= George Eason =

British mathematician

George Eason FRSE FIMA (15 March 1930 – 15 May 1999) was a British mathematician who was a Professor of Mathematics at Strathclyde University from 1970 to 1983. He worked on the dynamical theory of elasticity, and wrote papers relating to mathematical solutions of problems of human biology, including heat transfer through skin, the light-scattering effects of blood, and analysis of blood oxygenators.

==Life==
He was born in Chesterfield, Derbyshire, England on 15 March 1930, the son of Henry Swindell Eason and Annie Shepherd Warchurst. He was raised in North Wingfield and educated at Clay Cross and in 1941, he won a scholarship to attend Tupton Hall School. In 1948 he won a county scholarship, enabling him to study Mathematics and Physics at Birmingham University under Prof Rudolph Peierls, gaining a BSc in 1951 and MSc in 1952 (the latter technically being the first degree presented by Keele University). He received his doctorate (PhD) in 1954.

He first worked in the Royal Armament Research and Development Establishment in Kent as their Scientific Officer. In 1957, he began lecturing in Mathematics at Newcastle University under Prof Albert E. Green, then in 1961 he became Senior Lecturer in Mathematics at Strathclyde University. In 1970 he gained the professorship and stayed there until he retired in 1983.

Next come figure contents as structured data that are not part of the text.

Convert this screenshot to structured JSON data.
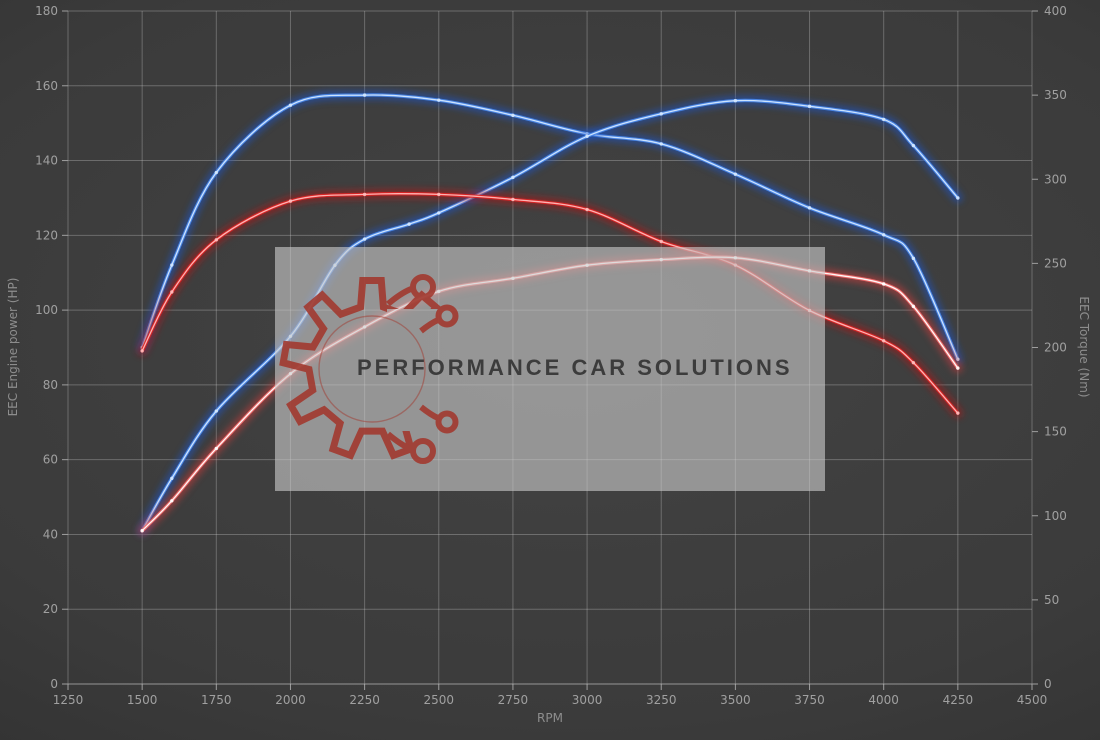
{
  "watermark": {
    "text": "PERFORMANCE CAR SOLUTIONS",
    "logo": "gear-circuit-icon",
    "logo_color": "#a23a30",
    "text_color": "#3c3c3c"
  },
  "chart_data": {
    "type": "line",
    "title": "",
    "xlabel": "RPM",
    "grid": true,
    "legend_position": "none",
    "background": "dark-gray",
    "x_axis": {
      "range": [
        1250,
        4500
      ],
      "ticks": [
        1250,
        1500,
        1750,
        2000,
        2250,
        2500,
        2750,
        3000,
        3250,
        3500,
        3750,
        4000,
        4250,
        4500
      ]
    },
    "left_axis": {
      "label": "EEC Engine power (HP)",
      "range": [
        0,
        180
      ],
      "ticks": [
        0,
        20,
        40,
        60,
        80,
        100,
        120,
        140,
        160,
        180
      ]
    },
    "right_axis": {
      "label": "EEC Torque (Nm)",
      "range": [
        0,
        400
      ],
      "ticks": [
        0,
        50,
        100,
        150,
        200,
        250,
        300,
        350,
        400
      ]
    },
    "series": [
      {
        "id": "torque-blue",
        "axis": "right",
        "unit": "Nm",
        "color_glow": "#1c55c8",
        "color_mid": "#4a87e8",
        "color_core": "#d4e8ff",
        "x": [
          1500,
          1600,
          1750,
          2000,
          2250,
          2500,
          2750,
          3000,
          3250,
          3500,
          3750,
          4000,
          4100,
          4250
        ],
        "y": [
          200,
          249,
          304,
          344,
          350,
          347,
          338,
          327,
          321,
          303,
          283,
          267,
          253,
          193
        ]
      },
      {
        "id": "power-blue",
        "axis": "left",
        "unit": "HP",
        "color_glow": "#1c55c8",
        "color_mid": "#4a87e8",
        "color_core": "#d4e8ff",
        "x": [
          1500,
          1600,
          1750,
          2000,
          2150,
          2250,
          2400,
          2500,
          2750,
          3000,
          3250,
          3500,
          3750,
          4000,
          4100,
          4250
        ],
        "y": [
          41,
          55,
          73,
          93,
          112,
          119,
          123,
          126,
          135.5,
          146.5,
          152.5,
          156,
          154.5,
          151,
          144,
          130
        ]
      },
      {
        "id": "torque-red",
        "axis": "right",
        "unit": "Nm",
        "color_glow": "#b51414",
        "color_mid": "#dd2424",
        "color_core": "#ffbcbc",
        "x": [
          1500,
          1600,
          1750,
          2000,
          2250,
          2500,
          2750,
          3000,
          3250,
          3500,
          3750,
          4000,
          4100,
          4250
        ],
        "y": [
          198,
          233,
          264,
          287,
          291,
          291,
          288,
          282,
          263,
          249,
          222,
          204,
          191,
          161
        ]
      },
      {
        "id": "power-red",
        "axis": "left",
        "unit": "HP",
        "color_glow": "#cc3a3a",
        "color_mid": "#ef6b6b",
        "color_core": "#ffffff",
        "x": [
          1500,
          1600,
          1750,
          2000,
          2250,
          2500,
          2750,
          3000,
          3250,
          3500,
          3750,
          4000,
          4100,
          4250
        ],
        "y": [
          41,
          49,
          63,
          83,
          95.5,
          105,
          108.5,
          112,
          113.5,
          114,
          110.5,
          107,
          101,
          84.5
        ]
      }
    ]
  }
}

In 1975, he was elected a Fellow of the Royal Society of Edinburgh. His proposers were William D. Collins, Ian Sneddon, Norrie Everitt and Peter Ludwig Pauson.

He was also a Fellow of the Institute of Mathematics and its Applications.

In later life he retired to Aboyne in Aberdeenshire, Scotland and died there on 15 May 1999.

==Family and private life==

He married twice: first in 1958 to Olive Holdstock; secondly to Esme Burgess.

He had two daughters by his first marriage: Ann and Jill. The family then lived in Balfron.

He was a member of the Rotary Club of Strathendrick and served as their President for many years, being awarded the Paul Harris Fellowship for his services to the local community. He was also a keen marathon runner.